Monkey Zetterland is a person, not a place, but Inside Monkey Zetterland does introduce an oddball demimonde, a little scrap of LA so determinedly wacky that it might as well be the setting for a sitcom. Most of the characters live in one block of the city’s Fairfax district, and some plot complications even turn, just as in Three’s Company, on the comic interaction between Monkey (Steven Antin) and his zany downstairs neighbors.

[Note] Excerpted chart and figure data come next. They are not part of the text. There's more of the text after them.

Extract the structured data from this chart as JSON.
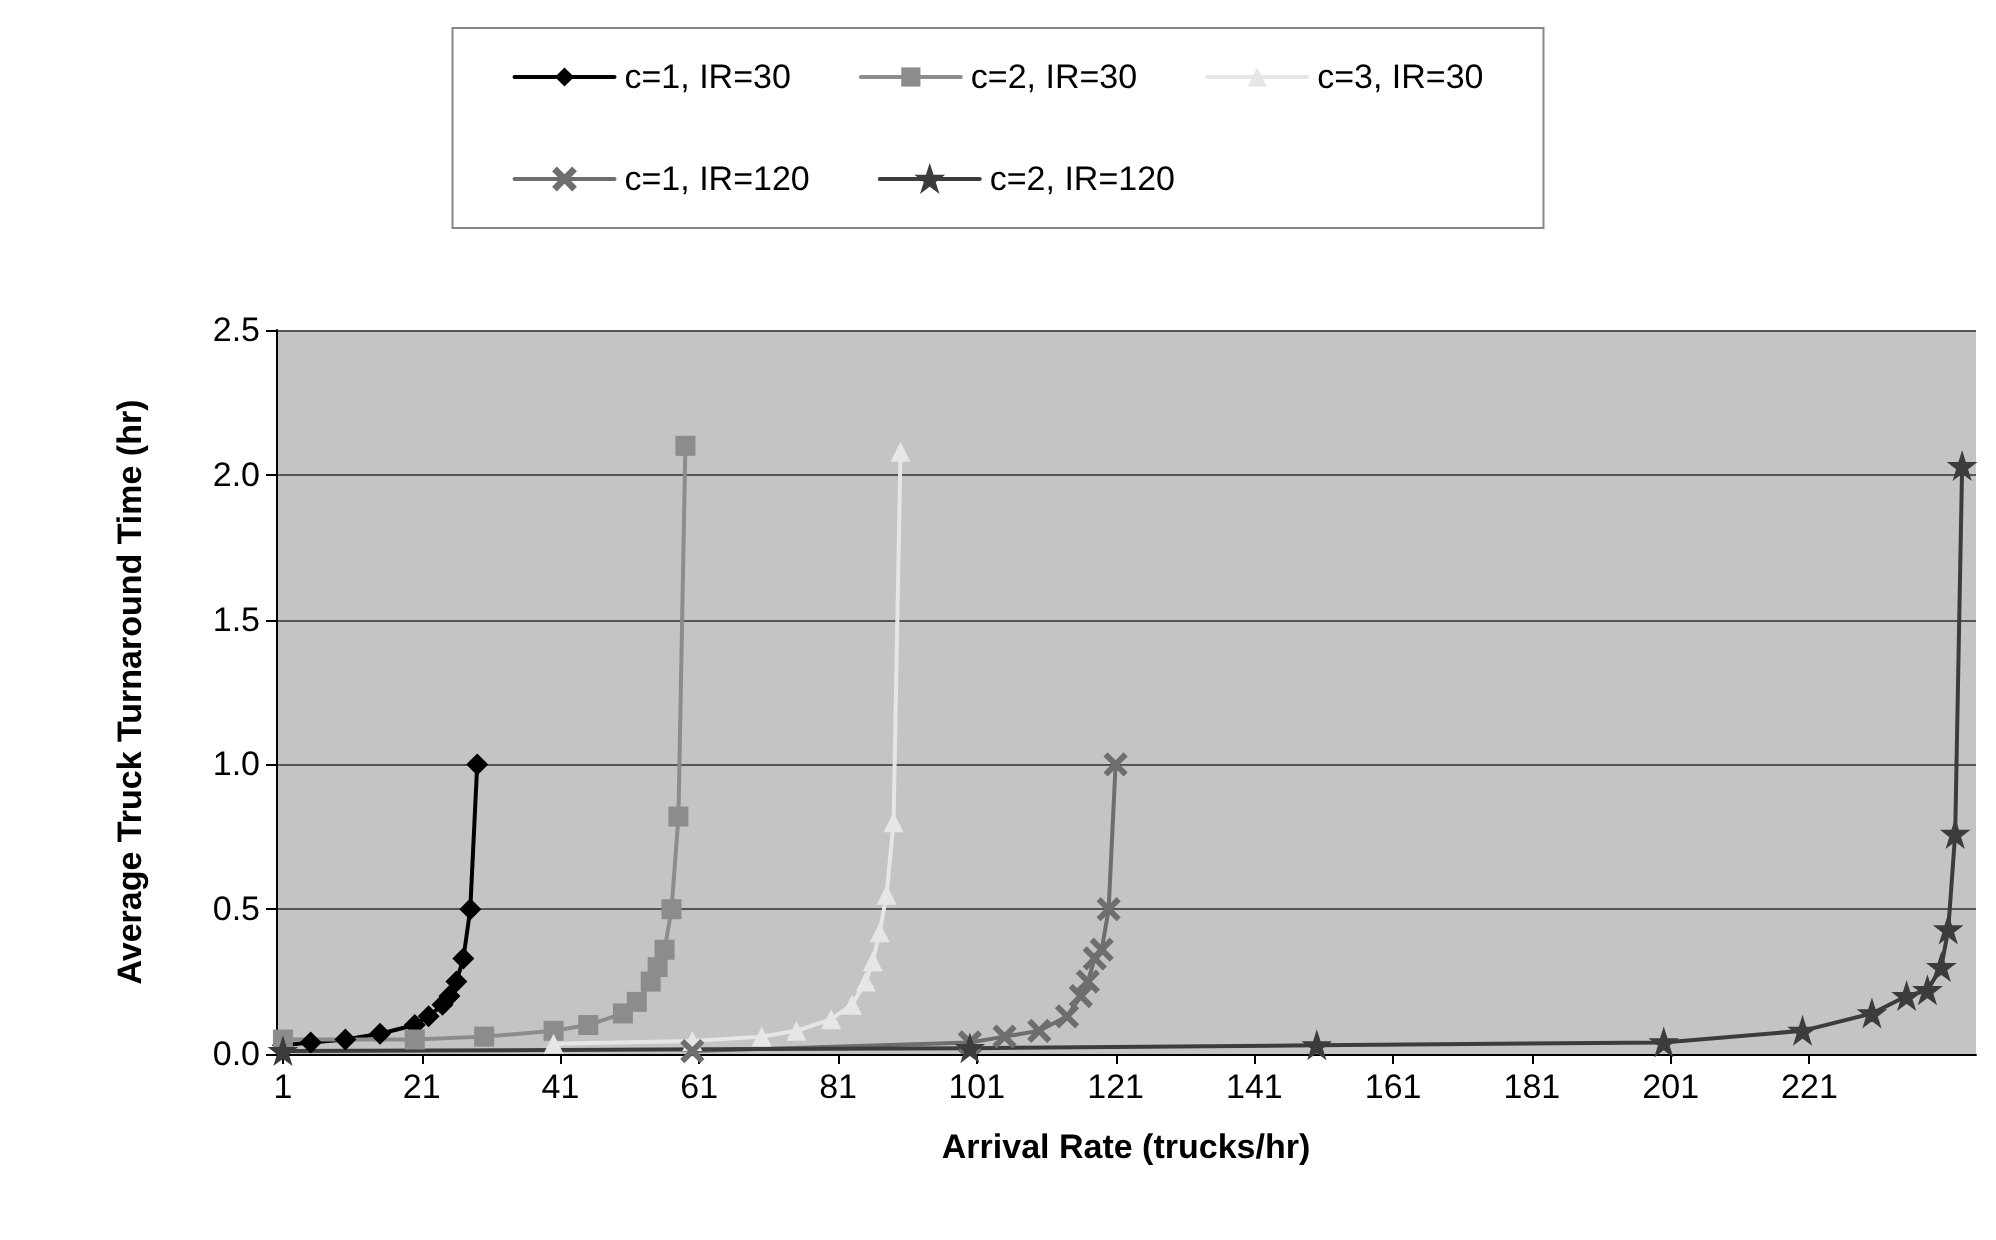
{
  "chart_data": {
    "type": "line",
    "xlabel": "Arrival Rate (trucks/hr)",
    "ylabel": "Average Truck Turnaround Time (hr)",
    "xlim": [
      0,
      245
    ],
    "xticks": [
      1,
      21,
      41,
      61,
      81,
      101,
      121,
      141,
      161,
      181,
      201,
      221
    ],
    "ylim": [
      0,
      2.5
    ],
    "yticks": [
      {
        "value": 0,
        "label": "0.0"
      },
      {
        "value": 0.5,
        "label": "0.5"
      },
      {
        "value": 1,
        "label": "1.0"
      },
      {
        "value": 1.5,
        "label": "1.5"
      },
      {
        "value": 2,
        "label": "2.0"
      },
      {
        "value": 2.5,
        "label": "2.5"
      }
    ],
    "grid": "y",
    "legend": "top",
    "series": [
      {
        "name": "c=1, IR=30",
        "color": "#000000",
        "marker": "diamond",
        "x": [
          1,
          5,
          10,
          15,
          20,
          22,
          24,
          25,
          26,
          27,
          28,
          29
        ],
        "values": [
          0.03,
          0.04,
          0.05,
          0.07,
          0.1,
          0.13,
          0.17,
          0.2,
          0.25,
          0.33,
          0.5,
          1.0
        ]
      },
      {
        "name": "c=2, IR=30",
        "color": "#8c8c8c",
        "marker": "square",
        "x": [
          1,
          20,
          30,
          40,
          45,
          50,
          52,
          54,
          55,
          56,
          57,
          58,
          59
        ],
        "values": [
          0.05,
          0.05,
          0.06,
          0.08,
          0.1,
          0.14,
          0.18,
          0.25,
          0.3,
          0.36,
          0.5,
          0.82,
          2.1
        ]
      },
      {
        "name": "c=3, IR=30",
        "color": "#e6e6e6",
        "marker": "triangle",
        "x": [
          40,
          60,
          70,
          75,
          80,
          83,
          85,
          86,
          87,
          88,
          89,
          90
        ],
        "values": [
          0.035,
          0.045,
          0.06,
          0.08,
          0.12,
          0.17,
          0.25,
          0.32,
          0.42,
          0.55,
          0.8,
          2.08
        ]
      },
      {
        "name": "c=1, IR=120",
        "color": "#6e6e6e",
        "marker": "cross",
        "x": [
          60,
          100,
          105,
          110,
          114,
          116,
          117,
          118,
          119,
          120,
          121
        ],
        "values": [
          0.01,
          0.04,
          0.06,
          0.08,
          0.13,
          0.2,
          0.25,
          0.33,
          0.36,
          0.5,
          1.0
        ]
      },
      {
        "name": "c=2, IR=120",
        "color": "#3c3c3c",
        "marker": "star",
        "x": [
          1,
          100,
          150,
          200,
          220,
          230,
          235,
          238,
          240,
          241,
          242,
          243
        ],
        "values": [
          0.01,
          0.02,
          0.03,
          0.04,
          0.08,
          0.14,
          0.2,
          0.22,
          0.3,
          0.43,
          0.76,
          2.03
        ]
      }
    ]
  }
}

Of course, those neighbors are a bulimic doomsayer (Martha Plimpton) and her gay-terrorist (and apparently Australian) husband (Rupert Everett). Also adding to Monkey’s would-be-comic distress are his mother and landlady, a high-strung soap-opera actress (Katherine Helmond); the haircutter brother (Tate Donovan) that Mom keeps trying to turn into an actor; the lesbian sister (Patricia Arquette) who moves in with him after her lover (Sofia Coppola) gets pregnant; and the ramblin’-man dad (Bo Hopkins) who appears unexpectedly (with his motorcycle and parrot) around Thanksgiving time. The thing could be called Zetterland Family Values.
Among the other recognizable (if less than stellar) names are Sandra Bernhard (as the obsessive, foot-Xeroxing, Danielle Steel-worshipping neighbor Monkey meets in the library), Debi Mazar (as his ever-departing ex-girlfriend), and Ricki Lake (as the demented, pistol-packing fan of Monkey’s mom). Still, the guy’s problems are mostly in his head, a thesis underscored by having him submit to therapy (with a shrink played by Lance Loud) as a gallery of medical students listens.
Monkey’s an inactive actor living on TV-movie residual checks as he toils on his true love, a script about how the big oil, auto, and tire companies conspired to destroy LA’s interurban rail system. Since this was the subtext of Who Framed Roger Rabbit, it’s not exactly a fresh movie idea; occasional voice-overs from the script-in-progress reveal that it stinks anyway.
Where Monkey’s script is a hokey melodrama, the one provided by writer/co-producer Antin is studiously absurdist. As if to prove that LA can be as offbeat as New York, he and director Jefery Levy (“currently the youngest professor at USC School of Cinema/Television,” boasts the press kit) pile up strange, inexplicable incidents; the number that depend on Monkey’s dog, though, once again suggests a sitcom sensibility.
Network TV execs may not be ready for Plimpton’s vomiting scenes or for putting a Bulgarian women’s choir on the soundtrack, but they’d surely get the gibes at Antin’s vestigially Jewish, marginally show-biz world: The pregnant lesbian is interested in “underwater birthing with dolphins,” Mom’s fear that her soap-opera character will end up in a freezer proves well grounded, while Monkey’s brother proudly reveals of some celebrity that “I know the guy who does his eyebrows.” That’s a distant connection to the real movie biz, but it’s as close as Inside Monkey Zetterland ever gets.